By Carmit Madar –
Tazpit News Agency –
On the Syrian side of the border an intense civil war is being waged. On the Israeli side the summer and vacation season has commenced in its full splendor. The Israeli-Syrian border has been the most peaceful for decades, but over the past two years there have been some incidents of the Syrian war spilling into the Israeli side. Israel has boosted its forces in the Golan and has renovated the security fence. The IDF is monitoring the events on the other side, keeping track of the various fighting factions.
Dalya Amos, spokeswoman for the Golan Regional Council, explained to Tazpit News Agency about the constantly developing security situation and its implications on life in the Golan. She points out that Assad still has control of most of central areas in Syria, and is organized for long term warfare. The rebels are a diverse group with no central leadership or combined strategic plans. They collaborate on a local and limited basis. The Kunetra passage, the only border crossing between Israel and Syria is of strategic importance to Assad because of the alleged connection it signifies to the Druze of the Golan, and therefore he has been fighting vigorously for control of the area.
The fighting does, rarely, affect life in the Golan. During one of the battles in the Kunetra area a part of the Golan was shut down for a few hours. Amos stresses that the affect of the war is primarily one of public relations. Israelis follow the news and are frightened by it, but the residents of the Golan carry on with their lives, experiencing the wonders of summer in the Golan. Yesterday some 25 mortars fell in the Golan. The IDF’s instructions were to continue on as usual. During my visit in the Golan last week a mortar shell exploded on the Syrian side, but no alarm was registered. A few moments later people were again relaxing. Together with this, one can sense that something has changed. There is a new sarcastic jargon. When talking about the berry picking, they related to it as an ‘explosive crop’.

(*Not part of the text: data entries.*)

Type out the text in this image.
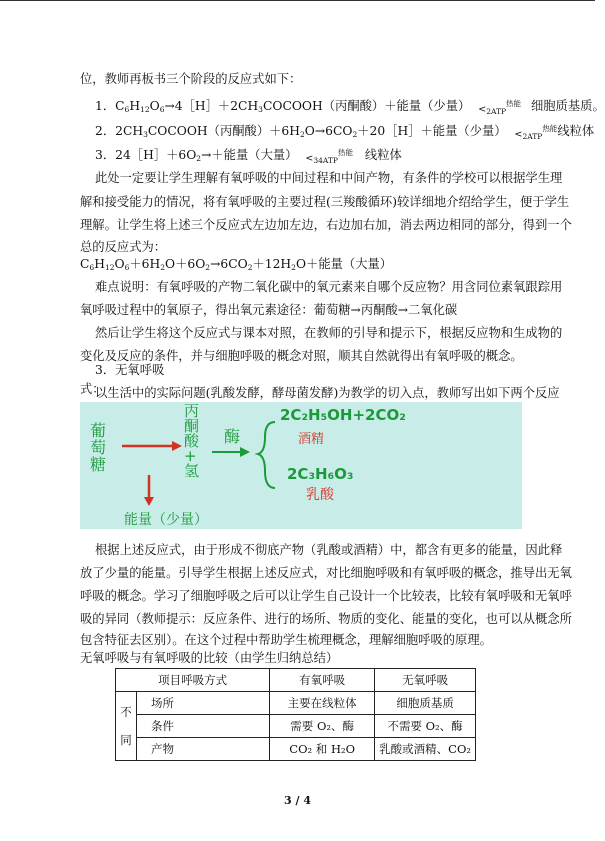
位，教师再板书三个阶段的反应式如下：
1．$C_6H_{12}O_6\to 4[H]+2CH_3COCOOH$（丙酮酸）＋能量（少量） $<_{2ATP}^{热能}$ 细胞质基质。
2．$2CH_3COCOOH$（丙酮酸）$+6H_2O\to 6CO_2+20[H]+$能量（少量） $<_{2ATP}^{热能}$线粒体
3．$24[H]+6O_2\to+$能量（大量） $<_{34ATP}^{热能}$ 线粒体
此处一定要让学生理解有氧呼吸的中间过程和中间产物，有条件的学校可以根据学生理
解和接受能力的情况，将有氧呼吸的主要过程(三羧酸循环)较详细地介绍给学生，便于学生
理解。让学生将上述三个反应式左边加左边，右边加右加，消去两边相同的部分，得到一个
总的反应式为：
$C_6H_{12}O_6+6H_2O+6O_2\to 6CO_2+12H_2O+$能量（大量）
难点说明：有氧呼吸的产物二氧化碳中的氧元素来自哪个反应物？用含同位素氧跟踪用
氧呼吸过程中的氧原子，得出氧元素途径：葡萄糖→丙酮酸→二氧化碳
然后让学生将这个反应式与课本对照，在教师的引导和提示下，根据反应物和生成物的
变化及反应的条件，并与细胞呼吸的概念对照，顺其自然就得出有氧呼吸的概念。
3．无氧呼吸
以生活中的实际问题(乳酸发酵，酵母菌发酵)为教学的切入点，教师写出如下两个反应
式：
葡
萄
糖
丙
酮
酸
+
氢
酶
2C₂H₅OH+2CO₂
酒精
2C₃H₆O₃
乳酸
能量（少量）
根据上述反应式，由于形成不彻底产物（乳酸或酒精）中，都含有更多的能量，因此释
放了少量的能量。引导学生根据上述反应式，对比细胞呼吸和有氧呼吸的概念，推导出无氧
呼吸的概念。学习了细胞呼吸之后可以让学生自己设计一个比较表，比较有氧呼吸和无氧呼
吸的异同（教师提示：反应条件、进行的场所、物质的变化、能量的变化，也可以从概念所
包含特征去区别）。在这个过程中帮助学生梳理概念，理解细胞呼吸的原理。
无氧呼吸与有氧呼吸的比较（由学生归纳总结）
项目呼吸方式		有氧呼吸	无氧呼吸

不
同	场所	主要在线粒体	细胞质基质
	条件	需要 O₂、酶	不需要 O₂、酶
	产物	CO₂ 和 H₂O	乳酸或酒精、CO₂
3 / 4
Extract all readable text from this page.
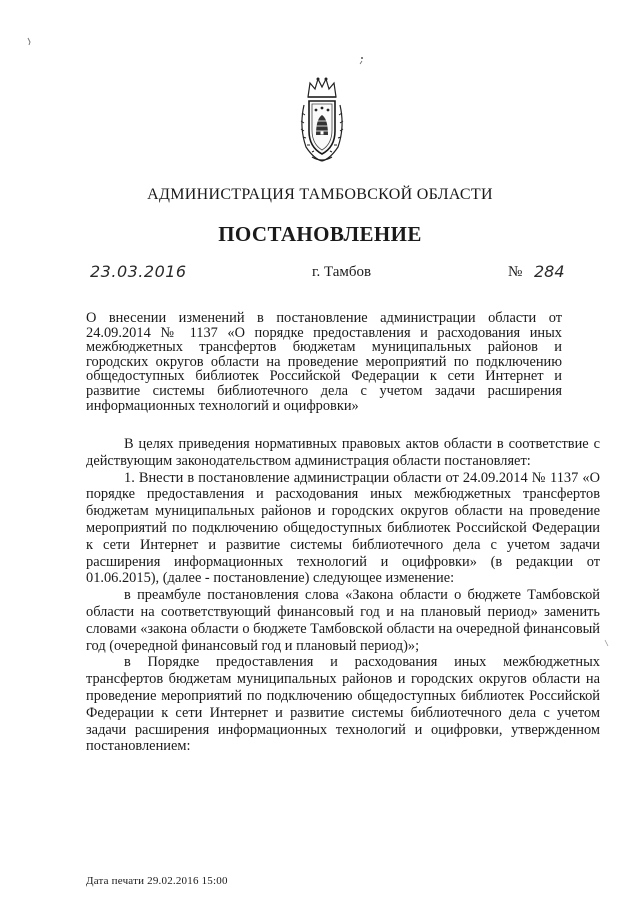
АДМИНИСТРАЦИЯ ТАМБОВСКОЙ ОБЛАСТИ
ПОСТАНОВЛЕНИЕ
23.03.2016	г. Тамбов	№ 284

О внесении изменений в постановление администрации области от 24.09.2014 № 1137 «О порядке предоставления и расходования иных межбюджетных трансфертов бюджетам муниципальных районов и городских округов области на проведение мероприятий по подключению общедоступных библиотек Российской Федерации к сети Интернет и развитие системы библиотечного дела с учетом задачи расширения информационных технологий и оцифровки»

В целях приведения нормативных правовых актов области в соответствие с действующим законодательством администрация области постановляет:

1. Внести в постановление администрации области от 24.09.2014 № 1137 «О порядке предоставления и расходования иных межбюджетных трансфертов бюджетам муниципальных районов и городских округов области на проведение мероприятий по подключению общедоступных библиотек Российской Федерации к сети Интернет и развитие системы библиотечного дела с учетом задачи расширения информационных технологий и оцифровки» (в редакции от 01.06.2015), (далее - постановление) следующее изменение:

в преамбуле постановления слова «Закона области о бюджете Тамбовской области на соответствующий финансовый год и на плановый период» заменить словами «закона области о бюджете Тамбовской области на очередной финансовый год (очередной финансовый год и плановый период)»;

в Порядке предоставления и расходования иных межбюджетных трансфертов бюджетам муниципальных районов и городских округов области на проведение мероприятий по подключению общедоступных библиотек Российской Федерации к сети Интернет и развитие системы библиотечного дела с учетом задачи расширения информационных технологий и оцифровки, утвержденном постановлением:

Дата печати 29.02.2016 15:00
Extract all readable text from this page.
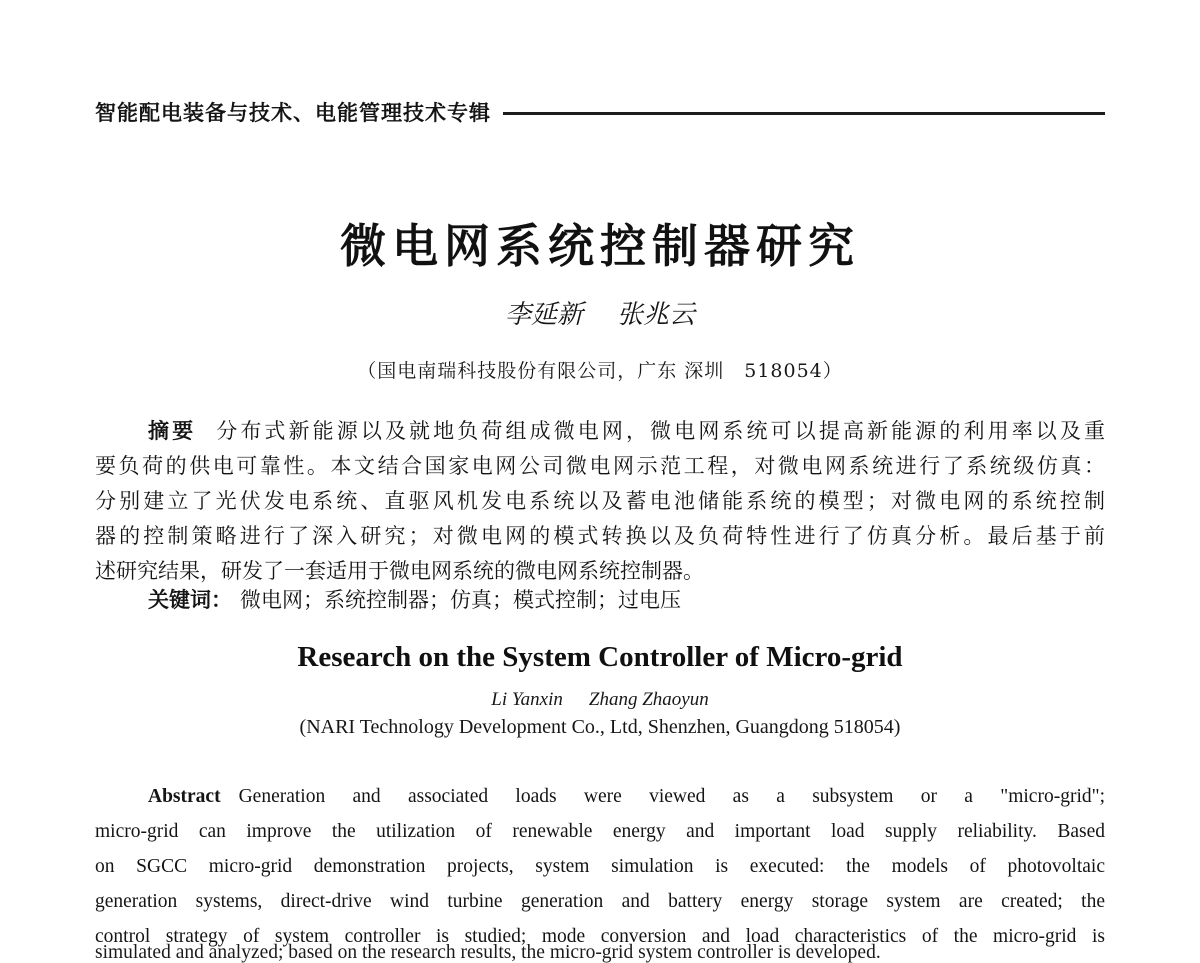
智能配电装备与技术、电能管理技术专辑
微电网系统控制器研究
李延新 张兆云
（国电南瑞科技股份有限公司，广东 深圳　518054）
摘要 分布式新能源以及就地负荷组成微电网，微电网系统可以提高新能源的利用率以及重
要负荷的供电可靠性。本文结合国家电网公司微电网示范工程，对微电网系统进行了系统级仿真：
分别建立了光伏发电系统、直驱风机发电系统以及蓄电池储能系统的模型；对微电网的系统控制
器的控制策略进行了深入研究；对微电网的模式转换以及负荷特性进行了仿真分析。最后基于前
述研究结果，研发了一套适用于微电网系统的微电网系统控制器。
关键词： 微电网；系统控制器；仿真；模式控制；过电压
Research on the System Controller of Micro-grid
Li Yanxin Zhang Zhaoyun
(NARI Technology Development Co., Ltd, Shenzhen, Guangdong 518054)
Abstract Generation and associated loads were viewed as a subsystem or a "micro-grid";
micro-grid can improve the utilization of renewable energy and important load supply reliability. Based
on SGCC micro-grid demonstration projects, system simulation is executed: the models of photovoltaic
generation systems, direct-drive wind turbine generation and battery energy storage system are created; the
control strategy of system controller is studied; mode conversion and load characteristics of the micro-grid is
simulated and analyzed; based on the research results, the micro-grid system controller is developed.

Over the past decade the Golan Heights has gone through a process of relabeling and development, especially in the sphere of tourism. Its residents carry on with their daily routine, with the knowledge that things can change drastically. There is awareness about the shaky situation and preparations have been made for an event of the security situation deteriorating.
The question remains – does the opening of the new Volcanic park, a geological site at the base of a thousand–year-old volcano, signify a new chapter in the Golan’s stormy chronicles, or does it signify a calming and cooling down? Time will tell.